くりかえし訪れた氷期のうち、最終氷期(ウルム氷期)には、ユーラシア大陸や北米大陸の北部は、厚さ3000mをこす氷床におおわれた。日本列島でも日高山脈や日本アルプスに山岳氷河ができ、氷触圏谷(カール)とよばれる地形が残された。
海面から蒸発した水が、氷となって陸地にとどめられたため、海面は100m以上も低くなり、浅い海峡はひあがって島や半島と陸続きとなった。この陸橋は、寒さからのがれるため南へ移動する動植物の通り道となり、マンモスゾウやヘラジカなどが日本列島に渡ってきた。
●ウルム氷期の植生
約2万年前の最寒冷期には、近畿地方の年平均気温は現在より7℃近くも低く、現在の東北地方くらいの寒さだったと推定される。

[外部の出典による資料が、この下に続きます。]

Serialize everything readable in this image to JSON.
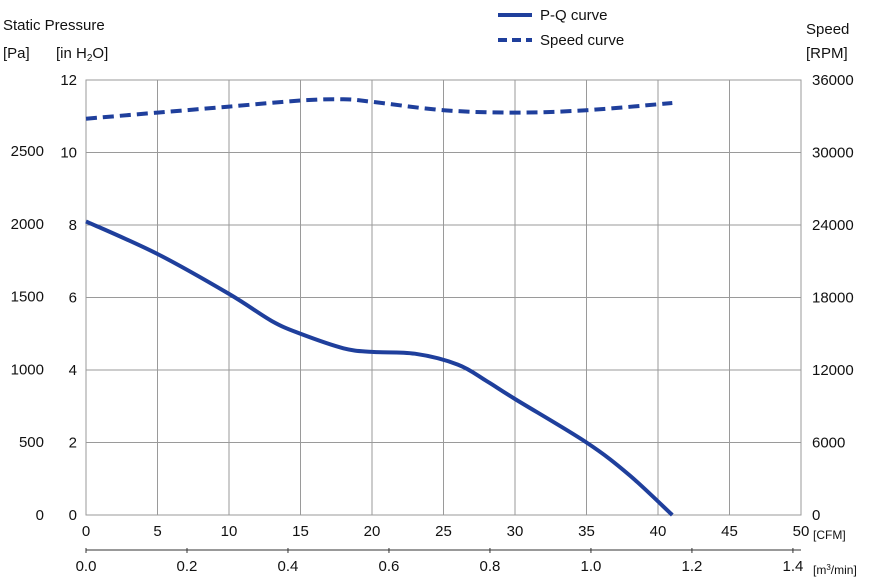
{
  "chart_data": {
    "type": "line",
    "headers": {
      "left_title": "Static Pressure",
      "left_unit_pa": "[Pa]",
      "left_unit_inh2o_prefix": "[in H",
      "left_unit_inh2o_sub": "2",
      "left_unit_inh2o_suffix": "O]",
      "right_title": "Speed",
      "right_unit": "[RPM]",
      "cfm_unit": "[CFM]",
      "m3_unit_prefix": "[m",
      "m3_unit_sup": "3",
      "m3_unit_suffix": "/min]"
    },
    "axes": {
      "x_cfm": {
        "ticks": [
          "0",
          "5",
          "10",
          "15",
          "20",
          "25",
          "30",
          "35",
          "40",
          "45",
          "50"
        ],
        "range": [
          0,
          50
        ]
      },
      "x_m3min": {
        "ticks": [
          "0.0",
          "0.2",
          "0.4",
          "0.6",
          "0.8",
          "1.0",
          "1.2",
          "1.4"
        ],
        "range": [
          0,
          1.416
        ]
      },
      "y_inh2o": {
        "ticks": [
          "0",
          "2",
          "4",
          "6",
          "8",
          "10",
          "12"
        ],
        "range": [
          0,
          12
        ]
      },
      "y_pa": {
        "ticks": [
          "0",
          "500",
          "1000",
          "1500",
          "2000",
          "2500"
        ],
        "range": [
          0,
          2989
        ]
      },
      "y_rpm": {
        "ticks": [
          "0",
          "6000",
          "12000",
          "18000",
          "24000",
          "30000",
          "36000"
        ],
        "range": [
          0,
          36000
        ]
      }
    },
    "grid": true,
    "legend_position": "top-center",
    "series": [
      {
        "name": "P-Q curve",
        "style": "solid",
        "color": "#1f3f9c",
        "axis": "in H2O",
        "x": [
          0,
          5,
          10,
          13,
          15,
          18,
          20,
          23,
          26,
          28,
          30,
          35,
          38,
          41
        ],
        "y": [
          8.1,
          7.2,
          6.1,
          5.35,
          5.0,
          4.6,
          4.5,
          4.45,
          4.15,
          3.7,
          3.2,
          2.0,
          1.1,
          0.0
        ]
      },
      {
        "name": "Speed curve",
        "style": "dashed",
        "color": "#1f3f9c",
        "axis": "RPM",
        "x": [
          0,
          5,
          10,
          15,
          18,
          20,
          25,
          30,
          35,
          41
        ],
        "y": [
          32800,
          33300,
          33800,
          34300,
          34400,
          34200,
          33500,
          33300,
          33500,
          34100
        ]
      }
    ]
  }
}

日本海には対馬暖流が流れ込めず、海水の温度が下がったため、冬の雪は現在の半分ほどにまで少なくなっていたという。しかも寒冷気団の勢いが強かったため、紀伊半島や四国、九州南部をのぞけば、夏でも雨は少なかった。そのため大阪平野は、ナラ類やシラカバと針葉樹がまざりあった、まばらな林におおわれていた。
●マンモスゾウ
更新世後期に、ヨーロッパからシベリア・中国北部などの寒い地域にすんでいたゾウで、厚い毛におおわれていた。シベリアでは、数千年前まで生きのこっていた。日本でも北海道で臼歯の化石がみつかっている。
●ナウマンゾウ
日本を代表する化石象である。更新世中期と後期にすんでいて、約2万年前に絶滅した。北海道から九州までたくさんの化石がみつかっている。氷期の寒さに適応して、長い毛がはえていたと考えられている。
●毛サイ
全身に長い毛がはえていたサイ、マンモスといっしょに、氷河時代の寒さにたえて、シベリアやヨーロッパ北部、中国東北部にたくさんすんでいた。サイの角は、ひふの変化したものなのでくさりやすく、ふつうは化石として残ることはない。しかしシベリアでは冷凍の毛サイが発見されていて、そのような場合には、角も保存されている。